Nancy Leigh DeMoss: No puedes amar a tu esposo y a tus hijos si no tienes sano juicio. Porque cuando ellos no son amables, si no tienes claridad de pensamiento, vas a responder de manera poco amorosa.

Carmen: Esto es Aviva Nuestros Corazones con Nancy Leigh DeMoss en la voz de Patricia de Saladín.

A veces, las presiones vienen hacia ti tan rápido, que parece que no pudieras pensar con claridad, pero Nancy ha estado explicando cómo Dios nos puede enseñar a pensar con claridad, a tener un sano juicio, no importa qué. Es parte de la serie El hermoso diseño de Dios para la mujer: Viviendo Tito 2:1-5 .

Nancy: En esta serie de Tito capítulo 2, estamos hablando sobre una virtud que he llegado a creer que es fundamental para vivir la vida cristiana. Si no dominamos esta virtud en particular, creo que lucharemos con todo lo demás. Estoy empezando a ver… o el Señor está comenzando a conectar algunos puntos en mi propia vida, en mi propia forma de pensar acerca de por qué esta virtud es tan importante.

Es algo que se enfatiza en el libro de Tito y también muy particularmente a través de 1era y 2da cartas a Timoteo, las epístolas pastorales. Pablo habló a los pastores sobre el desarrollo de estas iglesias jóvenes y destacó la virtud del dominio propio, el autocontrol.

Así que mientras estudiamos Tito capítulo 2, permítanme recordarles la razón por la cual estamos estudiando este curriculum. Se trata de un plan de estudios para la formación de mujeres y que éstas lleguen a convertirse en seguidoras y discípulas de Jesucristo. Es así como luce la madurez cristiana en una mujer. Esta es la forma como se lleva a cabo.

Lo vemos en mujeres mayores viviendo vidas ejemplares, que son modelos de santidad, y en mujeres que son intencionales en la formación y la enseñanza de las mujeres más jóvenes para que tengan las cualidades y las características que necesitan para vivir su cristianismo.

Hemos dicho que estas cualidades son muy personales. Están basadas en nuestras relaciones, y se centran mucho en nuestras relaciones dentro de la familia. Déjenme retomar Tito capítulo 2, comenzando en el versículo 2, solo para darnos un poco de contexto aquí.
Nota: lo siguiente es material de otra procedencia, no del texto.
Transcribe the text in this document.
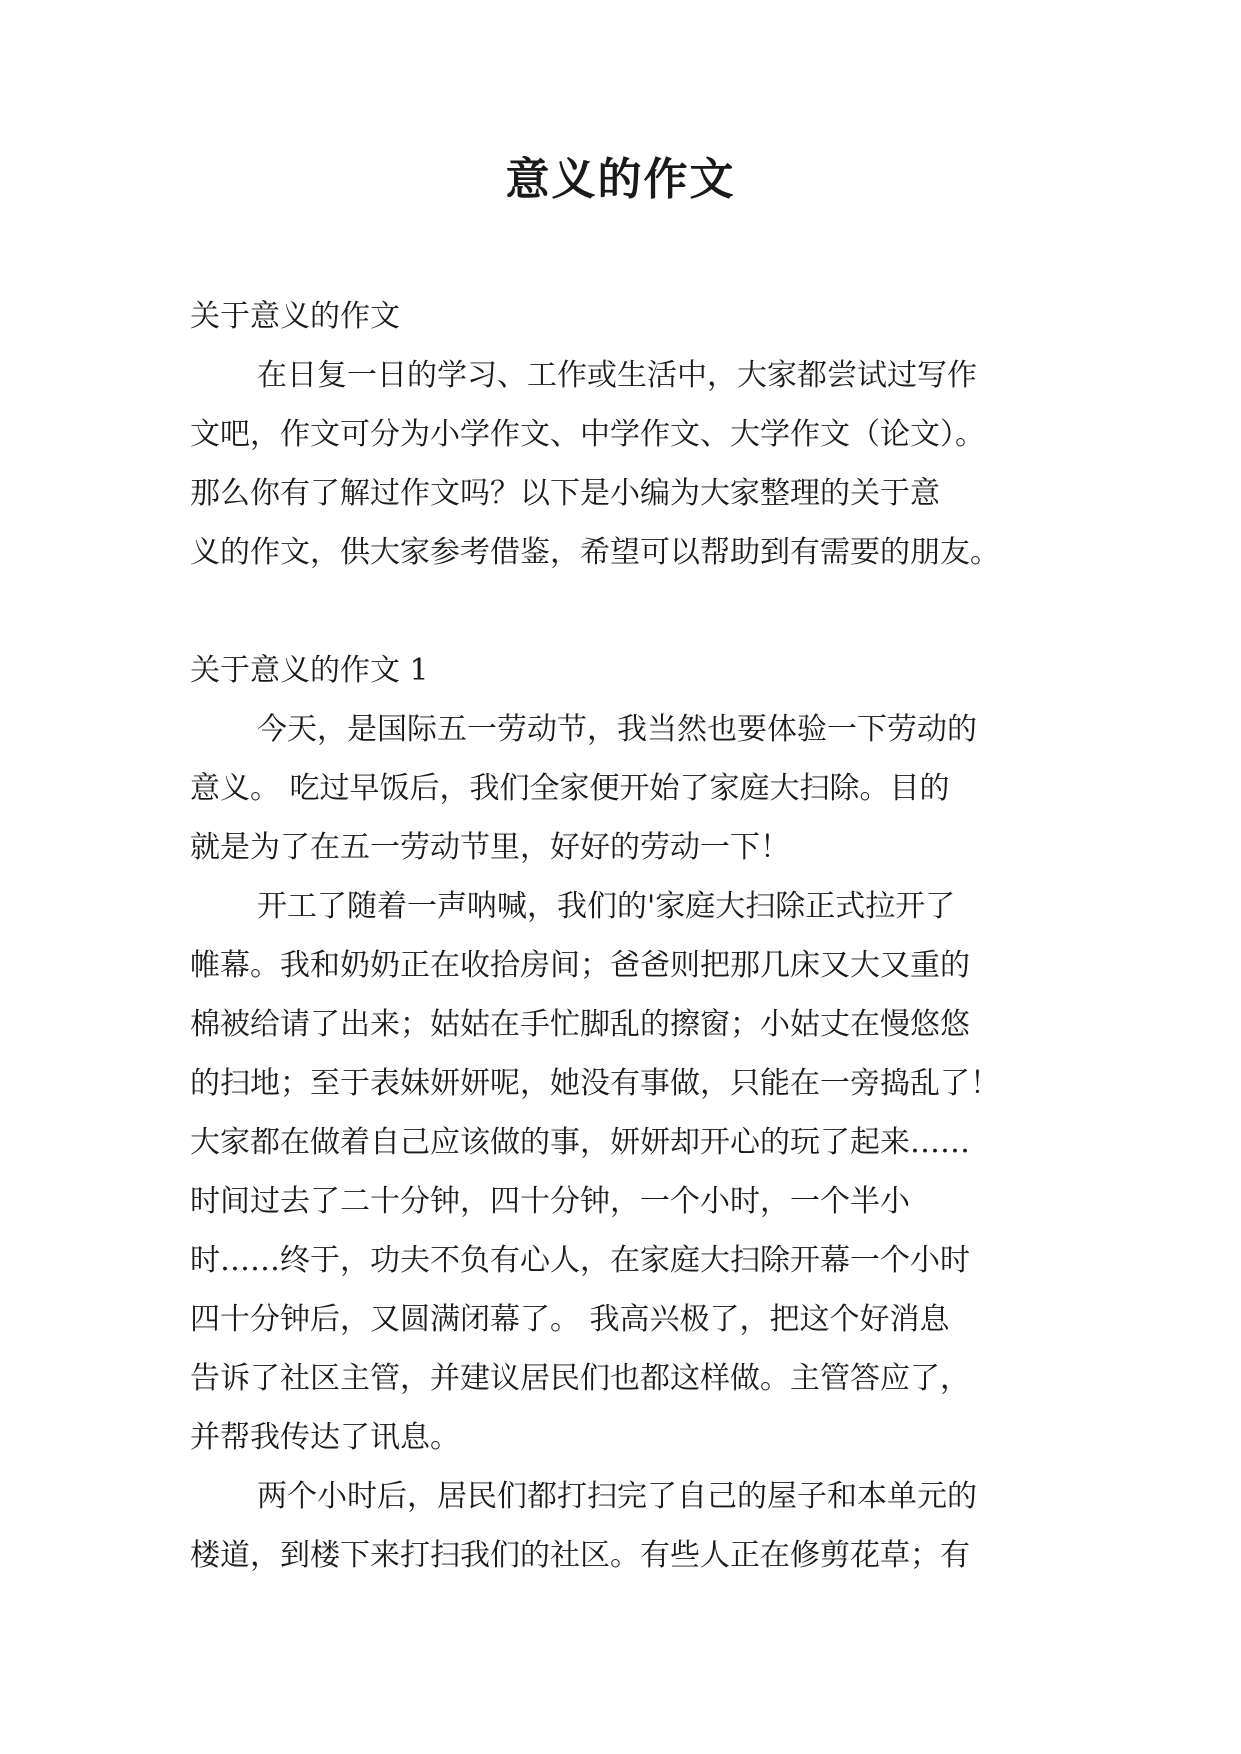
意义的作文
关于意义的作文
在日复一日的学习、工作或生活中，大家都尝试过写作
文吧，作文可分为小学作文、中学作文、大学作文（论文）。
那么你有了解过作文吗？以下是小编为大家整理的关于意
义的作文，供大家参考借鉴，希望可以帮助到有需要的朋友。
关于意义的作文 1
今天，是国际五一劳动节，我当然也要体验一下劳动的
意义。 吃过早饭后，我们全家便开始了家庭大扫除。目的
就是为了在五一劳动节里，好好的劳动一下！
开工了随着一声呐喊，我们的'家庭大扫除正式拉开了
帷幕。我和奶奶正在收拾房间；爸爸则把那几床又大又重的
棉被给请了出来；姑姑在手忙脚乱的擦窗；小姑丈在慢悠悠
的扫地；至于表妹妍妍呢，她没有事做，只能在一旁捣乱了！
大家都在做着自己应该做的事，妍妍却开心的玩了起来……
时间过去了二十分钟，四十分钟，一个小时，一个半小
时……终于，功夫不负有心人，在家庭大扫除开幕一个小时
四十分钟后，又圆满闭幕了。 我高兴极了，把这个好消息
告诉了社区主管，并建议居民们也都这样做。主管答应了，
并帮我传达了讯息。
两个小时后，居民们都打扫完了自己的屋子和本单元的
楼道，到楼下来打扫我们的社区。有些人正在修剪花草；有
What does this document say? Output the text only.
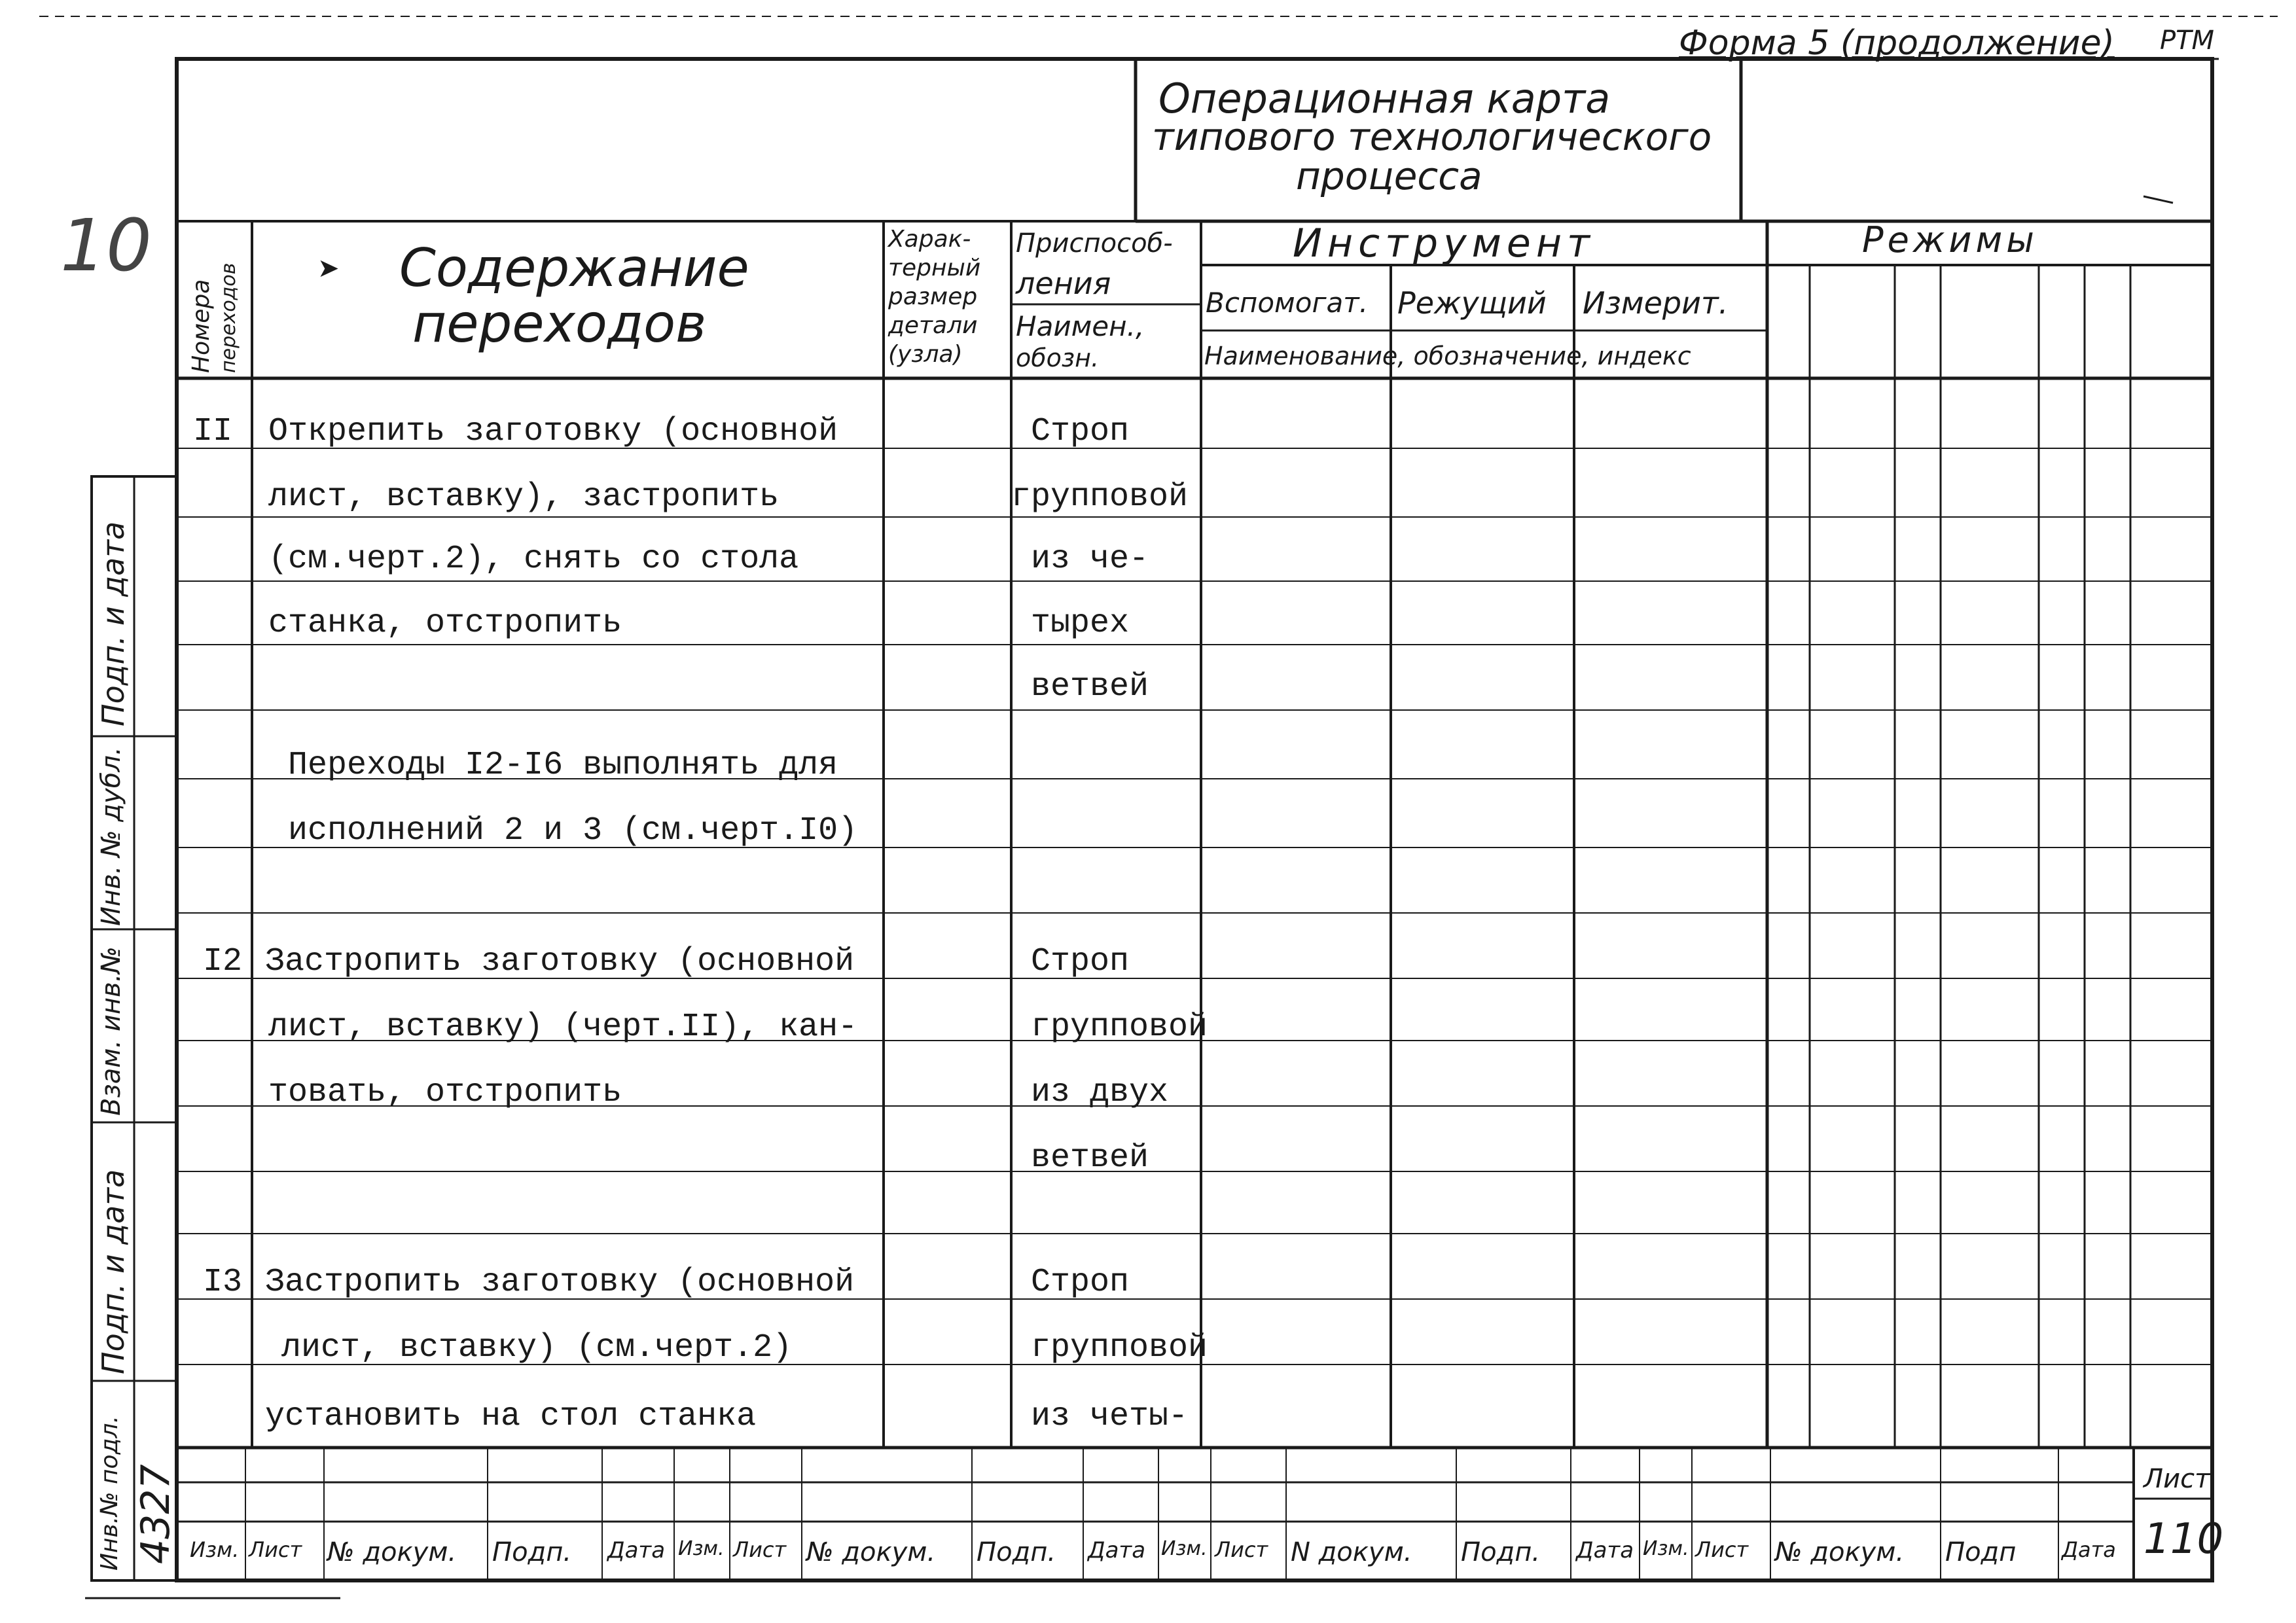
Форма 5 (продолжение) РТМ
10
Операционная карта
типового технологического
процесса
Номера переходов	➤ Содержание
переходов
Харак-
терный
размер
детали
(узла)
Приспособ-
ления
Наимен.,
обозн.
Инструмент
Вспомогат. Режущий Измерит.
Наименование, обозначение, индекс
Режимы
II Открепить заготовку (основной	Строп
лист, вставку), застропить	групповой
(см.черт.2), снять со стола	из че-
станка, отстропить	тырех
ветвей
Переходы I2-I6 выполнять для
исполнений 2 и 3 (см.черт.I0)
I2 Застропить заготовку (основной	Строп
лист, вставку) (черт.II), кан-	групповой
товать, отстропить	из двух
ветвей
I3 Застропить заготовку (основной	Строп
лист, вставку) (см.черт.2)	групповой
установить на стол станка	из четы-
Подп. и дата
Инв. № дубл.
Взам. инв.№
Подп. и дата
Инв.№ подл. 4327 Изм. Лист № докум. Подп. Дата Изм. Лист № докум. Подп. Дата Изм. Лист N докум. Подп. Дата Изм. Лист № докум. Подп Дата
Лист
110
Quiero que veamos este concepto de dominio propio que estábamos viendo en nuestra última sesión, y que tiene que ver con una mente sobria; con el dominio propio. Vemos cómo esta frase aparece tres veces en estos versículos que hemos estado viendo.

Tito 2:2: Primero que nada, “Los ancianos deben ser sobrios, dignos, prudentes…” Ahí está nuestra palabra —sophron— autocontrolados. Dominio propio. Necesitan ser “sanos en la fe, en el amor, en la perseverancia”.

Versículo 3: “Asimismo, las ancianas deben ser reverentes en su conducta: no calumniadoras ni esclavas de mucho vino, que enseñen lo bueno…”

Aquí no ves la palabra “autocontrol”, pero la palabra “enseñen” pertenece a la misma familia de palabras en el griego original que la palabra sophron. Significa enseñarlas a tener un sano juicio, enseñarlas a ser prudentes, enseñarlas a ser sobrias.

No puedes ver todo esto en la traducción al español, pero es lo que está detrás del original. “Que enseñen a las jóvenes a que amen a sus maridos, a que amen a sus hijos, a ser prudentes” (versículo 4). Aquí está nuestra palabra nuevamente, sophron—sobria, dominio propio. En la Nueva Versión Internacional tienes la palabra “sensata” aquí…y “juiciosas”, en la versión Dios Habla Hoy. Con dominio propio; de buen entendimiento.

La palabra sophron es algo que, como veíamos en la última sesión, está enraizada en la sana doctrina. Primero que nada, debemos pensar correctamente acerca de la Palabra de Dios: ¿Quién es Él? ¿Qué es el Evangelio? ¿Cómo luce? Y, ¿cómo funciona? Si tenemos una sana doctrina, eso resultará en buen entendimiento en todos los aspectos de la vida—seremos sabias, discretas, sensatas, auto controladas, viviremos prudentemente en todas las áreas del vivir. Esto resultará en una vida sana y prudente.

Un diccionario bíblico habla acerca de la esta palabra —sophron— sensata, con dominio propio. Dice, “Esta es una persona que ha desarrollado la capacidad para gobernar o disciplinarse a sí misma, su mente, sus pasiones, sus afectos, y su comportamiento.» 1 Por lo tanto, se trata de ponerle riendas a tu vida—a tus afectos, a tu comportamiento, a tu lengua, a tus pensamientos. Todo esto está siendo gobernado por el Espíritu Santo como resultado de tener dominio propio.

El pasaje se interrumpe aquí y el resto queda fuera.